1.1 - The nodejs lexer of my orbScript language

I will want an array of objects that can be used to identify tokens in a code example string. This array of objects will contain a regular expression property that will be used to find out if a given lexum is a known keyword, operator, value or other value of the language.

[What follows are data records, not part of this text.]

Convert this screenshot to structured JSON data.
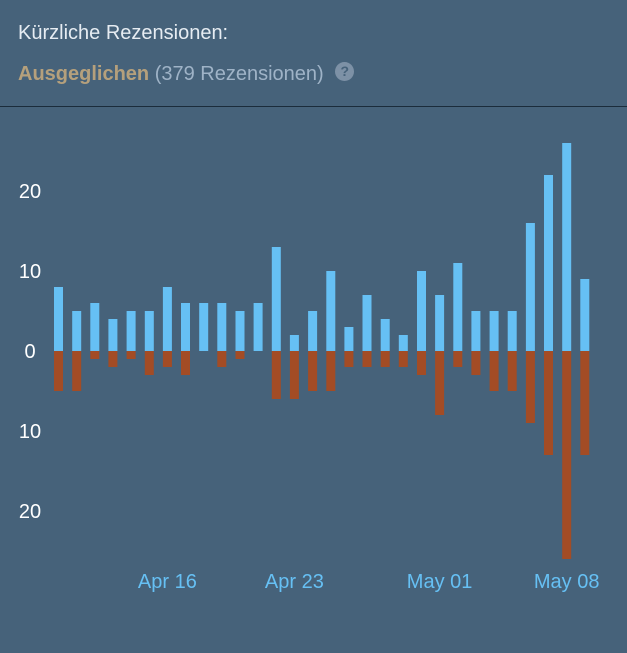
{
  "header": {
    "title": "Kürzliche Rezensionen:",
    "rating": "Ausgeglichen",
    "count_text": "(379 Rezensionen)",
    "help_glyph": "?"
  },
  "chart_data": {
    "type": "bar",
    "y_tick_labels": [
      "20",
      "10",
      "0",
      "10",
      "20"
    ],
    "y_tick_values": [
      20,
      10,
      0,
      -10,
      -20
    ],
    "ylim": [
      -26,
      26
    ],
    "x_tick_labels": [
      "Apr 16",
      "Apr 23",
      "May 01",
      "May 08"
    ],
    "x_tick_dates": [
      "2024-04-16",
      "2024-04-23",
      "2024-05-01",
      "2024-05-08"
    ],
    "dates": [
      "2024-04-10",
      "2024-04-11",
      "2024-04-12",
      "2024-04-13",
      "2024-04-14",
      "2024-04-15",
      "2024-04-16",
      "2024-04-17",
      "2024-04-18",
      "2024-04-19",
      "2024-04-20",
      "2024-04-21",
      "2024-04-22",
      "2024-04-23",
      "2024-04-24",
      "2024-04-25",
      "2024-04-26",
      "2024-04-27",
      "2024-04-28",
      "2024-04-29",
      "2024-04-30",
      "2024-05-01",
      "2024-05-02",
      "2024-05-03",
      "2024-05-04",
      "2024-05-05",
      "2024-05-06",
      "2024-05-07",
      "2024-05-08",
      "2024-05-09",
      "2024-05-10",
      "2024-05-11"
    ],
    "series": [
      {
        "color": "#66c0f4",
        "values": [
          8,
          5,
          6,
          4,
          5,
          5,
          8,
          6,
          6,
          6,
          5,
          6,
          13,
          2,
          5,
          10,
          3,
          7,
          4,
          2,
          10,
          7,
          11,
          5,
          5,
          5,
          16,
          22,
          26,
          9,
          0,
          0
        ]
      },
      {
        "color": "#a34c25",
        "values": [
          -5,
          -5,
          -1,
          -2,
          -1,
          -3,
          -2,
          -3,
          0,
          -2,
          -1,
          0,
          -6,
          -6,
          -5,
          -5,
          -2,
          -2,
          -2,
          -2,
          -3,
          -8,
          -2,
          -3,
          -5,
          -5,
          -9,
          -13,
          -26,
          -13,
          0,
          0
        ]
      }
    ],
    "grid": false
  }
}
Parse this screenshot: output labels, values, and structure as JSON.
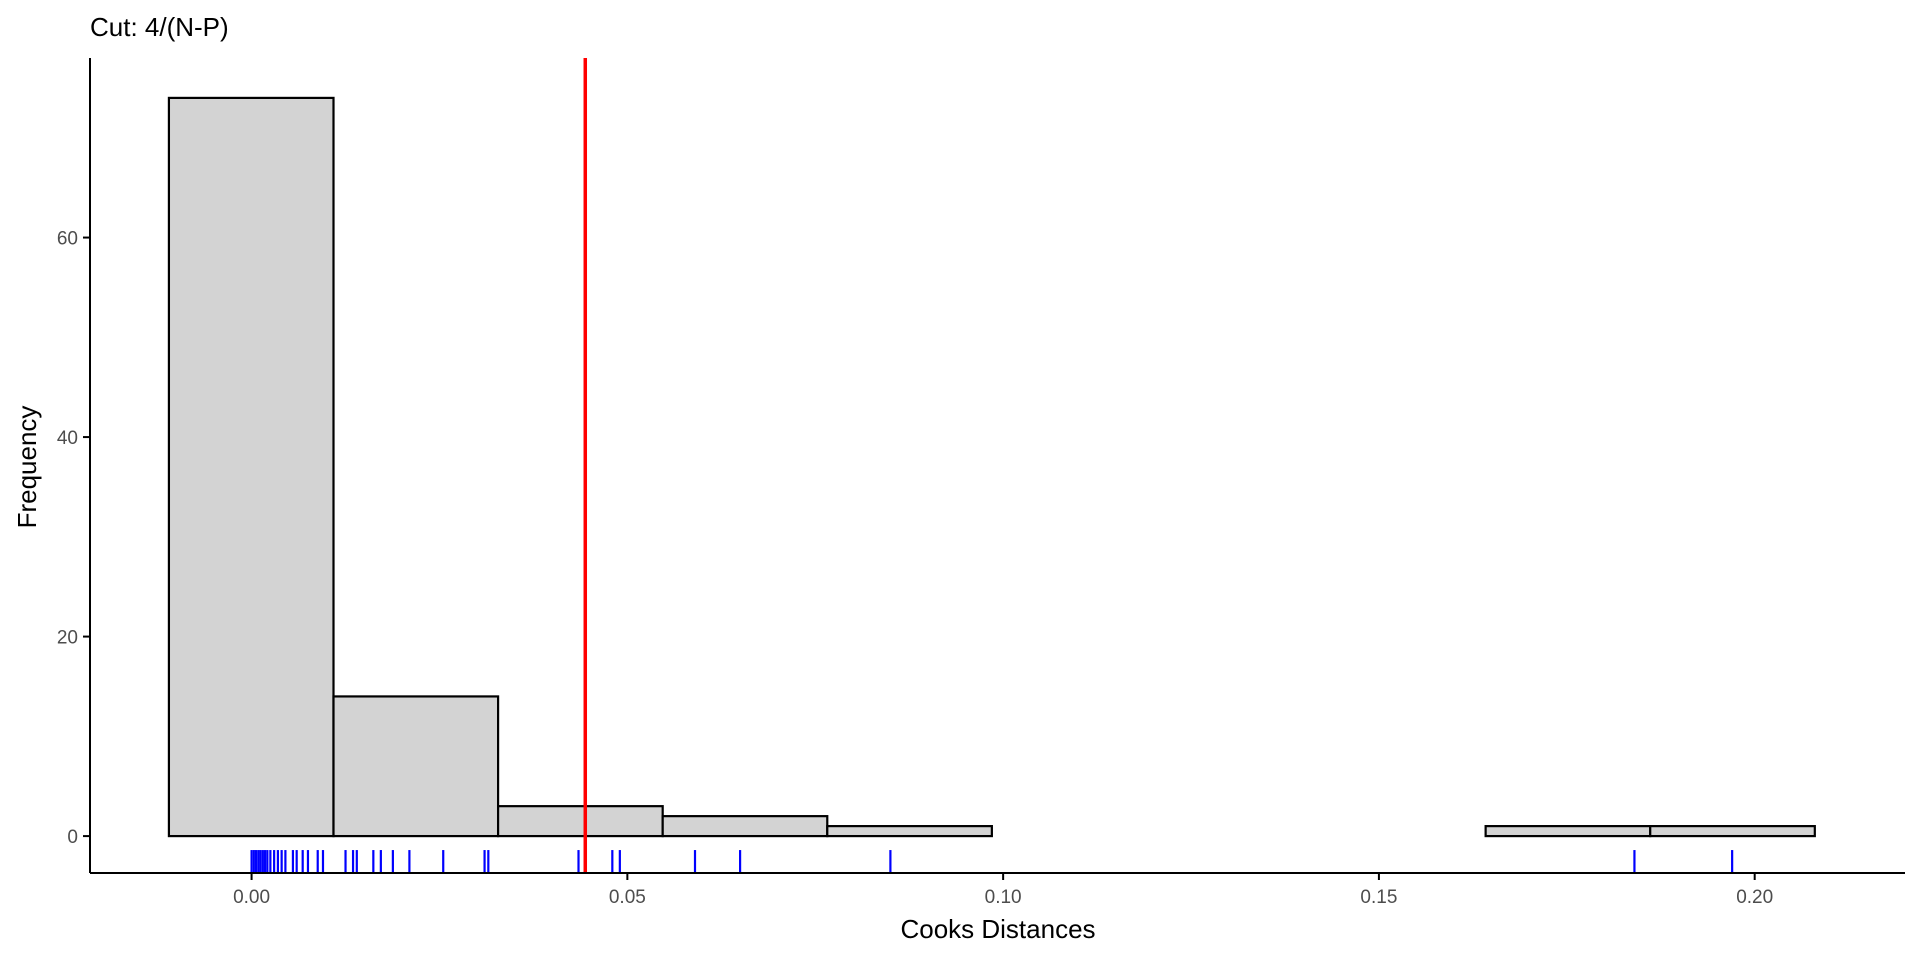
{
  "chart_data": {
    "type": "histogram",
    "title": "Cut: 4/(N-P)",
    "xlabel": "Cooks Distances",
    "ylabel": "Frequency",
    "xlim": [
      -0.0215,
      0.22
    ],
    "ylim": [
      -3.7,
      78
    ],
    "x_ticks": [
      0.0,
      0.05,
      0.1,
      0.15,
      0.2
    ],
    "x_tick_labels": [
      "0.00",
      "0.05",
      "0.10",
      "0.15",
      "0.20"
    ],
    "y_ticks": [
      0,
      20,
      40,
      60
    ],
    "y_tick_labels": [
      "0",
      "20",
      "40",
      "60"
    ],
    "bins": [
      {
        "start": -0.011,
        "end": 0.0109,
        "count": 74
      },
      {
        "start": 0.0109,
        "end": 0.0328,
        "count": 14
      },
      {
        "start": 0.0328,
        "end": 0.0547,
        "count": 3
      },
      {
        "start": 0.0547,
        "end": 0.0766,
        "count": 2
      },
      {
        "start": 0.0766,
        "end": 0.0985,
        "count": 1
      },
      {
        "start": 0.0985,
        "end": 0.1204,
        "count": 0
      },
      {
        "start": 0.1204,
        "end": 0.1423,
        "count": 0
      },
      {
        "start": 0.1423,
        "end": 0.1642,
        "count": 0
      },
      {
        "start": 0.1642,
        "end": 0.1861,
        "count": 1
      },
      {
        "start": 0.1861,
        "end": 0.208,
        "count": 1
      }
    ],
    "cutoff": 0.0444,
    "rug": [
      0.0,
      0.0003,
      0.0006,
      0.0009,
      0.0012,
      0.0015,
      0.0018,
      0.0021,
      0.0025,
      0.003,
      0.0035,
      0.004,
      0.0045,
      0.0055,
      0.006,
      0.0068,
      0.0075,
      0.0088,
      0.0095,
      0.0125,
      0.0135,
      0.014,
      0.0162,
      0.0172,
      0.0188,
      0.021,
      0.0255,
      0.031,
      0.0315,
      0.0435,
      0.048,
      0.049,
      0.059,
      0.065,
      0.085,
      0.184,
      0.197
    ],
    "grid": false,
    "colors": {
      "bar_fill": "#d3d3d3",
      "bar_stroke": "#000000",
      "cutoff_line": "#ff0000",
      "rug": "#0000ff",
      "axis": "#000000",
      "tick_label": "#4d4d4d"
    }
  }
}
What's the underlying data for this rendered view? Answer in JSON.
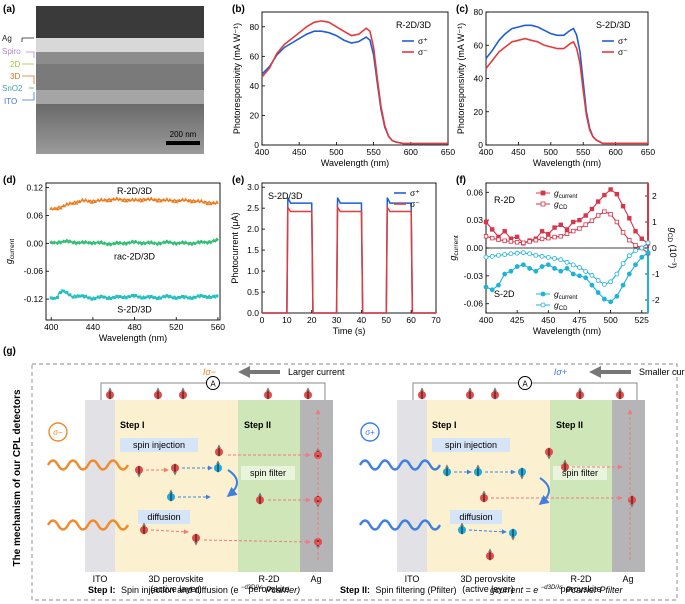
{
  "panels": {
    "a": {
      "label": "(a)",
      "layers": [
        "Ag",
        "Spiro",
        "2D",
        "3D",
        "SnO2",
        "ITO"
      ],
      "scale_bar": "200 nm",
      "colors": {
        "Ag": "#222222",
        "Spiro": "#b088d0",
        "2D": "#9acd32",
        "3D": "#e07020",
        "SnO2": "#4aa0a0",
        "ITO": "#3a7bd5"
      }
    },
    "b": {
      "label": "(b)",
      "title": "R-2D/3D"
    },
    "c": {
      "label": "(c)",
      "title": "S-2D/3D"
    },
    "d": {
      "label": "(d)"
    },
    "e": {
      "label": "(e)",
      "title": "S-2D/3D"
    },
    "f": {
      "label": "(f)",
      "label_top": "R-2D",
      "label_bottom": "S-2D"
    },
    "g": {
      "label": "(g)",
      "side_title": "The mechanism of our CPL detectors",
      "left": {
        "current_symbol": "Iσ−",
        "current_text": "Larger current",
        "light": "σ−"
      },
      "right": {
        "current_symbol": "Iσ+",
        "current_text": "Smaller current",
        "light": "σ+"
      },
      "ammeter": "A",
      "step1": "Step I",
      "step2": "Step II",
      "spin_injection": "spin injection",
      "diffusion": "diffusion",
      "spin_filter": "spin filter",
      "ito": "ITO",
      "perovskite3d_line1": "3D perovskite",
      "perovskite3d_line2": "(active layer)",
      "r2d_line1": "R-2D",
      "r2d_line2": "perovskite",
      "ag": "Ag",
      "caption_step1_bold": "Step I:",
      "caption_step1_text": "Spin injection and diffusion (e",
      "caption_step1_exp": "−d3D/λs",
      "caption_step1_tail": "Pcarrier)",
      "caption_step2_bold": "Step II:",
      "caption_step2_text": "Spin filtering (Pfilter)",
      "caption_eq": "gcurrent = e",
      "caption_eq_exp": "−d3D/λs",
      "caption_eq_tail": "Pcarrier Pfilter"
    }
  },
  "chart_data": [
    {
      "id": "b",
      "type": "line",
      "title": "R-2D/3D",
      "xlabel": "Wavelength (nm)",
      "ylabel": "Photoresponsivity (mA W⁻¹)",
      "xlim": [
        400,
        650
      ],
      "ylim": [
        0,
        90
      ],
      "xticks": [
        400,
        450,
        500,
        550,
        600,
        650
      ],
      "yticks": [
        0,
        20,
        40,
        60,
        80
      ],
      "legend": "top-right",
      "series": [
        {
          "name": "σ⁺",
          "color": "#1f5fd6",
          "x": [
            400,
            410,
            420,
            430,
            440,
            450,
            460,
            470,
            480,
            490,
            500,
            510,
            520,
            530,
            540,
            545,
            550,
            555,
            560,
            565,
            570,
            575,
            580,
            590,
            600,
            625,
            650
          ],
          "y": [
            48,
            53,
            61,
            66,
            69,
            72,
            75,
            77,
            77,
            76,
            74,
            71,
            69,
            70,
            73,
            71,
            61,
            42,
            24,
            12,
            6,
            3,
            2,
            1,
            1,
            1,
            1
          ]
        },
        {
          "name": "σ⁻",
          "color": "#e23b3b",
          "x": [
            400,
            410,
            420,
            430,
            440,
            450,
            460,
            470,
            480,
            490,
            500,
            510,
            520,
            530,
            540,
            545,
            550,
            555,
            560,
            565,
            570,
            575,
            580,
            590,
            600,
            625,
            650
          ],
          "y": [
            46,
            52,
            62,
            68,
            72,
            76,
            80,
            83,
            84,
            83,
            80,
            77,
            74,
            75,
            79,
            77,
            66,
            45,
            26,
            13,
            6,
            3,
            2,
            1,
            1,
            1,
            1
          ]
        }
      ]
    },
    {
      "id": "c",
      "type": "line",
      "title": "S-2D/3D",
      "xlabel": "Wavelength (nm)",
      "ylabel": "Photoresponsivity (mA W⁻¹)",
      "xlim": [
        400,
        650
      ],
      "ylim": [
        0,
        80
      ],
      "xticks": [
        400,
        450,
        500,
        550,
        600,
        650
      ],
      "yticks": [
        0,
        20,
        40,
        60,
        80
      ],
      "legend": "top-right",
      "series": [
        {
          "name": "σ⁺",
          "color": "#1f5fd6",
          "x": [
            400,
            410,
            420,
            430,
            440,
            450,
            460,
            470,
            480,
            490,
            500,
            510,
            520,
            530,
            535,
            540,
            545,
            550,
            555,
            560,
            565,
            570,
            580,
            600,
            650
          ],
          "y": [
            52,
            57,
            63,
            67,
            70,
            71,
            72,
            72,
            71,
            69,
            67,
            66,
            66,
            69,
            70,
            66,
            56,
            38,
            20,
            10,
            5,
            3,
            1,
            1,
            1
          ]
        },
        {
          "name": "σ⁻",
          "color": "#e23b3b",
          "x": [
            400,
            410,
            420,
            430,
            440,
            450,
            460,
            470,
            480,
            490,
            500,
            510,
            520,
            530,
            535,
            540,
            545,
            550,
            555,
            560,
            565,
            570,
            580,
            600,
            650
          ],
          "y": [
            46,
            51,
            56,
            59,
            62,
            63,
            64,
            63,
            62,
            60,
            59,
            58,
            58,
            61,
            62,
            58,
            49,
            33,
            18,
            9,
            5,
            3,
            1,
            1,
            1
          ]
        }
      ]
    },
    {
      "id": "d",
      "type": "line",
      "xlabel": "Wavelength (nm)",
      "ylabel": "gcurrent",
      "xlim": [
        395,
        562
      ],
      "ylim": [
        -0.165,
        0.13
      ],
      "xticks": [
        400,
        440,
        480,
        520,
        560
      ],
      "yticks": [
        -0.12,
        -0.06,
        0.0,
        0.06,
        0.12
      ],
      "series": [
        {
          "name": "R-2D/3D",
          "color": "#f07818",
          "marker": "triangle",
          "x": [
            400,
            410,
            420,
            430,
            440,
            450,
            460,
            470,
            480,
            490,
            500,
            510,
            520,
            530,
            540,
            550,
            560
          ],
          "y": [
            0.073,
            0.079,
            0.087,
            0.092,
            0.091,
            0.093,
            0.095,
            0.094,
            0.093,
            0.095,
            0.094,
            0.093,
            0.092,
            0.093,
            0.091,
            0.088,
            0.086
          ]
        },
        {
          "name": "rac-2D/3D",
          "color": "#2fbf71",
          "marker": "diamond",
          "x": [
            400,
            410,
            420,
            430,
            440,
            450,
            460,
            470,
            480,
            490,
            500,
            510,
            520,
            530,
            540,
            550,
            560
          ],
          "y": [
            0.0,
            0.004,
            0.003,
            0.001,
            0.002,
            0.0,
            -0.001,
            0.001,
            0.002,
            0.001,
            0.0,
            0.002,
            0.001,
            0.0,
            0.001,
            0.003,
            0.006
          ]
        },
        {
          "name": "S-2D/3D",
          "color": "#20c0c0",
          "marker": "square",
          "x": [
            400,
            405,
            410,
            415,
            420,
            425,
            430,
            440,
            450,
            460,
            470,
            480,
            490,
            500,
            510,
            520,
            530,
            540,
            550,
            560
          ],
          "y": [
            -0.12,
            -0.118,
            -0.1,
            -0.108,
            -0.115,
            -0.112,
            -0.115,
            -0.118,
            -0.116,
            -0.117,
            -0.115,
            -0.114,
            -0.116,
            -0.117,
            -0.115,
            -0.116,
            -0.117,
            -0.115,
            -0.114,
            -0.116
          ]
        }
      ]
    },
    {
      "id": "e",
      "type": "line",
      "title": "S-2D/3D",
      "xlabel": "Time (s)",
      "ylabel": "Photocurrent (μA)",
      "xlim": [
        0,
        70
      ],
      "ylim": [
        0,
        3.1
      ],
      "xticks": [
        0,
        10,
        20,
        30,
        40,
        50,
        60,
        70
      ],
      "yticks": [
        0.0,
        0.5,
        1.0,
        1.5,
        2.0,
        2.5,
        3.0
      ],
      "legend": "top-right",
      "pulses": [
        [
          10,
          20
        ],
        [
          30,
          40
        ],
        [
          50,
          60
        ]
      ],
      "series": [
        {
          "name": "σ⁺",
          "color": "#1f5fd6",
          "on_level": 2.62,
          "peak": 2.75,
          "off_level": 0.0
        },
        {
          "name": "σ⁻",
          "color": "#e23b3b",
          "on_level": 2.42,
          "peak": 2.52,
          "off_level": 0.0
        }
      ]
    },
    {
      "id": "f",
      "type": "line",
      "xlabel": "Wavelength (nm)",
      "ylabel": "gcurrent",
      "ylabel_right": "gCD (10⁻³)",
      "xlim": [
        400,
        530
      ],
      "ylim": [
        -0.07,
        0.07
      ],
      "ylim_right": [
        -2.5,
        2.5
      ],
      "xticks": [
        400,
        425,
        450,
        475,
        500,
        525
      ],
      "yticks": [
        -0.06,
        -0.03,
        0.0,
        0.03,
        0.06
      ],
      "yticks_right": [
        -2,
        -1,
        0,
        1,
        2
      ],
      "legend_items": [
        "gcurrent",
        "gCD",
        "gcurrent",
        "gCD"
      ],
      "series": [
        {
          "name": "R-2D gcurrent",
          "color": "#d8344a",
          "marker": "square-filled",
          "axis": "left",
          "x": [
            400,
            405,
            410,
            415,
            420,
            425,
            430,
            435,
            440,
            445,
            450,
            455,
            460,
            465,
            470,
            475,
            480,
            485,
            490,
            495,
            500,
            505,
            510,
            515,
            520,
            525,
            530
          ],
          "y": [
            0.028,
            0.02,
            0.012,
            0.018,
            0.01,
            0.012,
            0.005,
            0.008,
            0.01,
            0.018,
            0.015,
            0.022,
            0.025,
            0.02,
            0.028,
            0.03,
            0.035,
            0.042,
            0.05,
            0.057,
            0.063,
            0.058,
            0.045,
            0.032,
            0.018,
            0.01,
            0.005
          ]
        },
        {
          "name": "R-2D gCD",
          "color": "#d8344a",
          "marker": "square-open",
          "axis": "right",
          "x": [
            400,
            405,
            410,
            415,
            420,
            425,
            430,
            435,
            440,
            445,
            450,
            455,
            460,
            465,
            470,
            475,
            480,
            485,
            490,
            495,
            500,
            505,
            510,
            515,
            520,
            525,
            530
          ],
          "y": [
            0.45,
            0.38,
            0.32,
            0.28,
            0.25,
            0.22,
            0.2,
            0.25,
            0.3,
            0.35,
            0.38,
            0.42,
            0.45,
            0.55,
            0.65,
            0.75,
            0.9,
            1.05,
            1.25,
            1.4,
            1.3,
            1.0,
            0.6,
            0.3,
            0.1,
            0.0,
            -0.2
          ]
        },
        {
          "name": "S-2D gcurrent",
          "color": "#1fb3d8",
          "marker": "circle-filled",
          "axis": "left",
          "x": [
            400,
            405,
            410,
            415,
            420,
            425,
            430,
            435,
            440,
            445,
            450,
            455,
            460,
            465,
            470,
            475,
            480,
            485,
            490,
            495,
            500,
            505,
            510,
            515,
            520,
            525,
            530
          ],
          "y": [
            -0.042,
            -0.045,
            -0.04,
            -0.028,
            -0.025,
            -0.02,
            -0.018,
            -0.022,
            -0.025,
            -0.02,
            -0.018,
            -0.022,
            -0.025,
            -0.022,
            -0.028,
            -0.03,
            -0.032,
            -0.04,
            -0.048,
            -0.055,
            -0.058,
            -0.052,
            -0.04,
            -0.028,
            -0.018,
            -0.01,
            -0.005
          ]
        },
        {
          "name": "S-2D gCD",
          "color": "#1fb3d8",
          "marker": "circle-open",
          "axis": "right",
          "x": [
            400,
            405,
            410,
            415,
            420,
            425,
            430,
            435,
            440,
            445,
            450,
            455,
            460,
            465,
            470,
            475,
            480,
            485,
            490,
            495,
            500,
            505,
            510,
            515,
            520,
            525,
            530
          ],
          "y": [
            -0.35,
            -0.32,
            -0.28,
            -0.25,
            -0.22,
            -0.2,
            -0.18,
            -0.22,
            -0.28,
            -0.32,
            -0.36,
            -0.4,
            -0.45,
            -0.55,
            -0.65,
            -0.75,
            -0.9,
            -1.05,
            -1.25,
            -1.4,
            -1.3,
            -1.0,
            -0.6,
            -0.3,
            -0.1,
            0.0,
            0.2
          ]
        }
      ]
    }
  ]
}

I will also want a helper function that breaks down a line of code into token objects, and a main lexer method that is what will be exported by the module.

1
2
3
4
5
6
7
8
9
10
11
12
13
14
15
16
17
18
19
20
21
22
23
24
25
26
27
28
29
30
31
32
33
34
35
36
37
38
39
40
41
42
43
44
45
46
47
48
49
50
51
52
53
54
55
56
57
58
59
60
const langTokens = [{
desc: 'base',
type: 'keyword',
regEx: /base/
}, {
desc: 'cap',
type: 'keyword',
regEx: /cap/
}, {
desc: 'attack',
type: 'property',
regEx: /attack/
}, {
desc: 'speed',
type: 'property',
regEx: /speed/
}, {
desc: 'number',
type: 'value',
regEx: /\d+/
}
];
// return an array of token objects for the given text line
let lineToTokenObjects = (line, lineNum) => {
let lineTokens = line.split(' '),
col = 0,
tokenLen = langTokens.length;
return lineTokens.map((lexem, lineTokenIndex) => {
let i = 0,
obj = {};
while (i < tokenLen) {
let t = langTokens[i];
m = lexem.match(t.regEx);
obj.lexem = lexem;
obj.position = {
line: lineNum,
col: col,
token: lineTokenIndex
};
if (m) {
obj.ltID = i + '-' + t.desc;
obj.type = t.type;
break;
}
i += 1;
}
col += lexem.length + 1;
return obj;
});
};
// just export the lexer function
module.exports = (orbScript) => {
let tokens = [],
lines = orbScript.split(';');
return lines.map((currentLine, i) => {
return lineToTokenObjects(currentLine, i);
});
};

1.2 - Testing out the lexer

Now to test out my lexer with a simple test script of sorts. I will and just a single javaScript file that requires in the lexer module, and then uses it do create an array of token objects for a given code example of my orbScript language.

So something like this:

1
2
3
4
5
let orbScriptLexer = require('./lexers/orbscript-dsl.js');
let tokens = orbScriptLexer('base attack 30');
console.log(JSON.stringify(tokens));

The result of which spits out this json to the console.

1
2
3
4
5
6
7
8
9
10
11
12
13
14
15
16
17
18
19
20
21
22
23
24
25
26
27
28
29
30
31
32
[
[
{
"lexem": "base",
"position": {
"line": 0,
"col": 0,
"token": 0
},
"ltID": "0-base",
"type": "keyword"
}, {
"lexem": "attack",
"position": {
"line": 0,
"col": 5,
"token": 1
},
"ltID": "2-attack",
"type": "property"
}, {
"lexem": "30",
"position": {
"line": 0,
"col": 12,
"token": 2
},
"ltID": "4-number",
"type": "value"
}
]
]

So it would seem that my simple little lexer works as expected thus far at least. My language is not much of a language at this point, but the basic idea of a nodejs lexer is there. Taking this to the next level would involve further developing the language to begin with, as well as this lexer. In addition I would want to write some kind of function or other moduel that will take this array of tokens and do something useful with it. Such as apply the orb script to some kind of orb object.